Lynnette Hintze / Daily Inter Lake | Hagadone News Network | UPDATED 8 years, 4 months AGO
by Lynnette Hintze / Daily Inter Lake
| June 24, 2016 7:45 AM

Flathead County has received $2.53 million from the federal government under a long-running program that compensates local governments for nontaxable federal land.

Montana’s slice of the payments-in-lieu-of-taxes pie is more than $30 million this year, of which Flathead’s allocation is the largest. Other counties with sizable amounts of federal land include Ravalli County, which received $2.2 million; and Lewis and Clark County, at $2.4 million.

Lincoln County received $635,059 for its 1.7 million acres of federal land. Sanders County’s take was $333,584.

Some 70 percent of the 5,088 square miles of land in Flathead County, or 2.4 million acres, is federally owned.

Each year the county earmarks $500,000 of the payments-in-lieu money to the road department, and that will continue this year, county Finance Director Sandy Carlson said. The rest of Flathead’s 2016 allocation will be used to help pay for the county’s South Campus Building being completed south of the Courthouse, and the old jail facility that will house the County Attorney’s Office.

Next year the county commissioners intend to set aside the federal allocation — minus the $500,000 earmark for county roads — for construction of a new jail, according to county Administrator Mike Pence.

The payments-in-lieu program is reserved for rural local governments that contain non-taxable federal lands to provide vital services such as public safety, housing, social services and transportation. These jurisdictions provide significant support for national parks, wildlife refuges and recreation areas throughout the year.

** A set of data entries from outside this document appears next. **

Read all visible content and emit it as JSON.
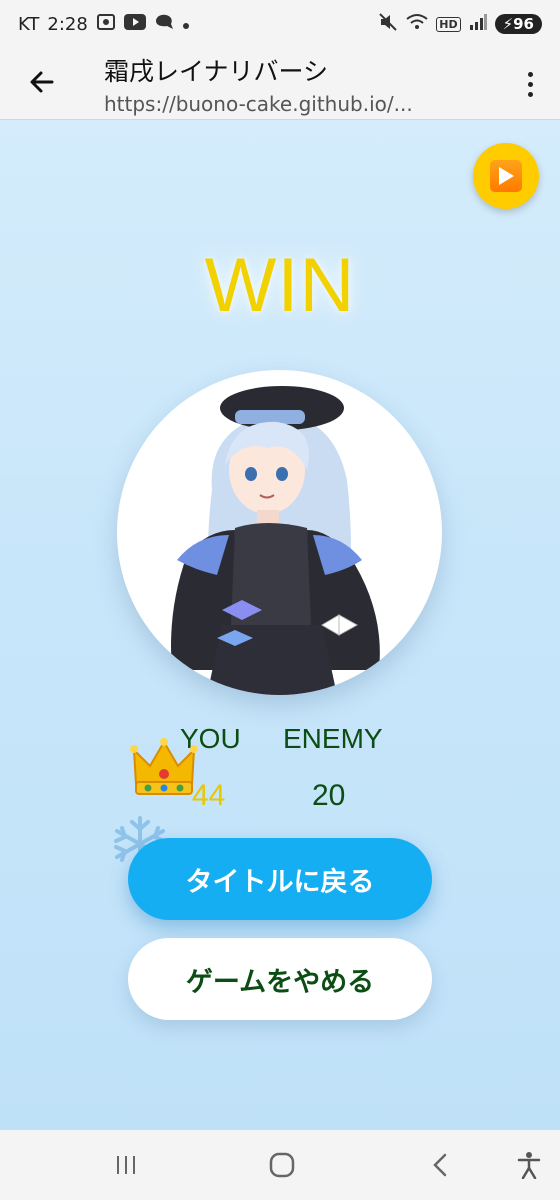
{
  "status_bar": {
    "carrier": "KT",
    "time": "2:28",
    "battery": "96",
    "network_badge": "HD"
  },
  "browser": {
    "title": "霜戌レイナリバーシ",
    "url": "https://buono-cake.github.io/..."
  },
  "game": {
    "result": "WIN",
    "you_label": "YOU",
    "enemy_label": "ENEMY",
    "you_score": "44",
    "enemy_score": "20",
    "title_button": "タイトルに戻る",
    "quit_button": "ゲームをやめる"
  },
  "colors": {
    "result_yellow": "#f2d100",
    "score_green": "#0b4d13",
    "primary_button": "#16aef2",
    "background_blue": "#c8e6fa"
  },
  "icons": {
    "play": "play-icon",
    "crown": "crown-icon",
    "snowflake": "snowflake-icon",
    "back": "arrow-left-icon",
    "menu": "kebab-menu-icon"
  }
}
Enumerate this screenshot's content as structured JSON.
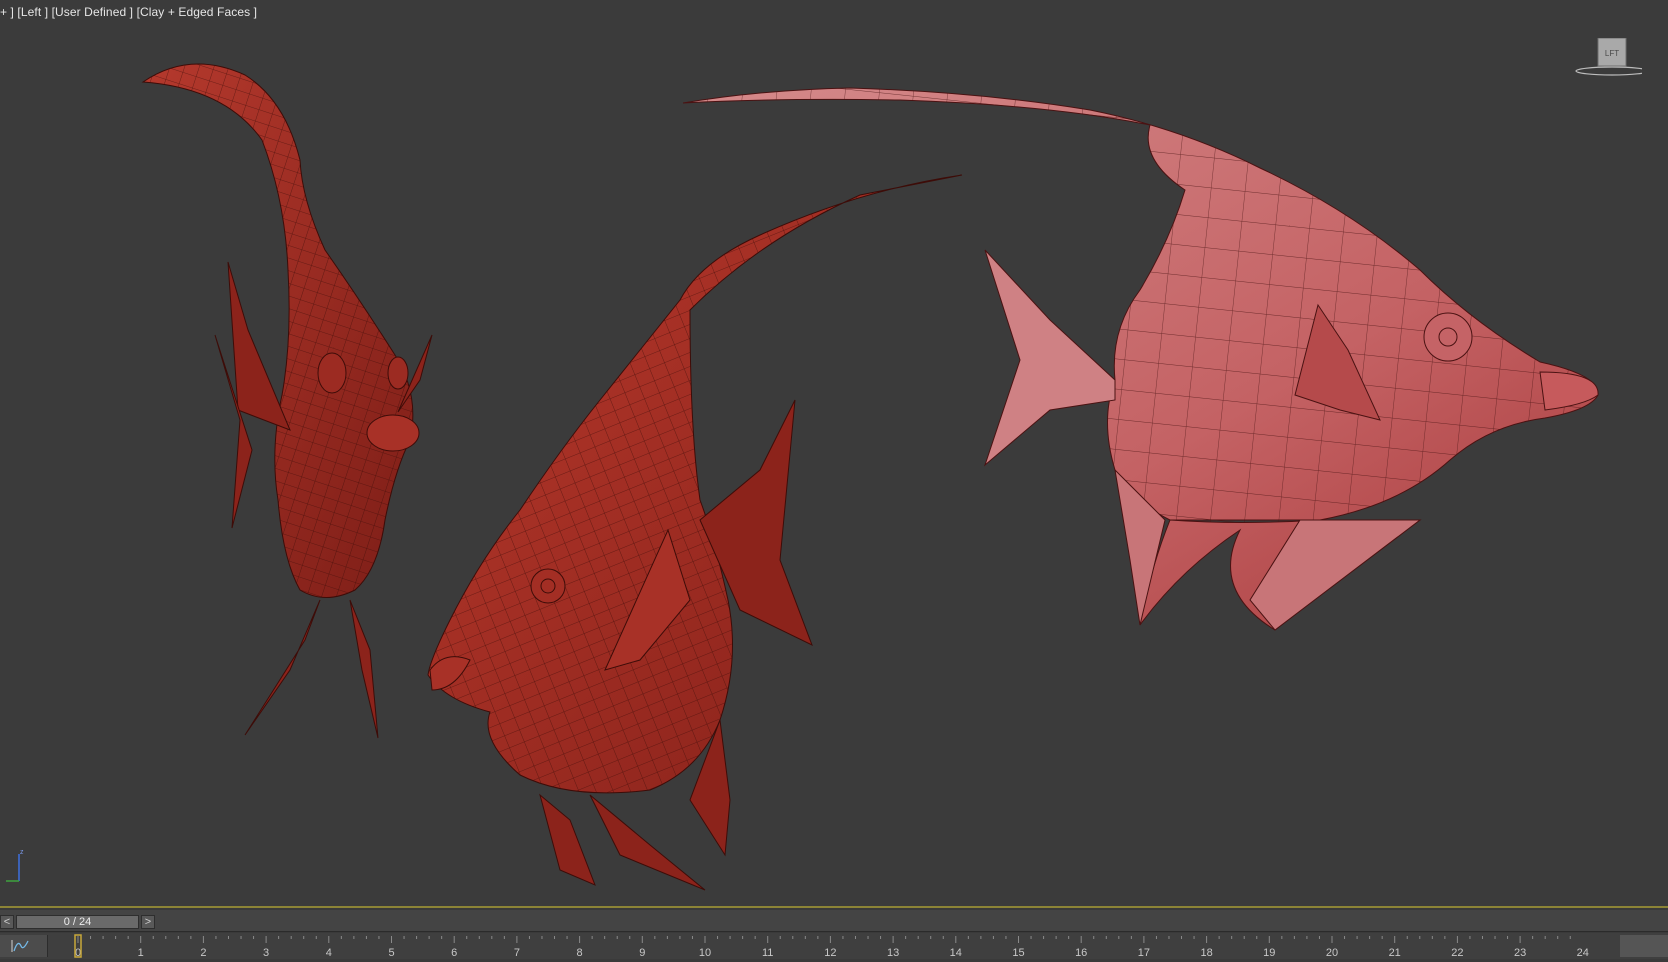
{
  "viewport": {
    "label_parts": [
      "+ ]",
      "[Left ]",
      "[User Defined ]",
      "[Clay + Edged Faces ]"
    ],
    "viewcube_face": "LFT",
    "axis_label": "z"
  },
  "time_slider": {
    "prev_label": "<",
    "position_label": "0 / 24",
    "next_label": ">"
  },
  "track_bar": {
    "frames": [
      "0",
      "1",
      "2",
      "3",
      "4",
      "5",
      "6",
      "7",
      "8",
      "9",
      "10",
      "11",
      "12",
      "13",
      "14",
      "15",
      "16",
      "17",
      "18",
      "19",
      "20",
      "21",
      "22",
      "23",
      "24"
    ],
    "current_frame": 0,
    "curve_editor_icon": "curve-editor-icon"
  },
  "colors": {
    "model_dark": "#9c2b22",
    "model_light": "#c9696a",
    "wire": "#3a0e0b",
    "timeline_accent": "#8c8436",
    "frame_marker": "#c8a83a"
  }
}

In recent years Flathead County has used the federal money for projects such as the $2.6 million main Courthouse renovation and construction of a parking lot next to the Earl Bennett Building, in addition to the two building projects wrapping up this summer.

Some payments-in-lieu money also was used to buy the building that now houses the Montana State University Extension Service and 4-H program.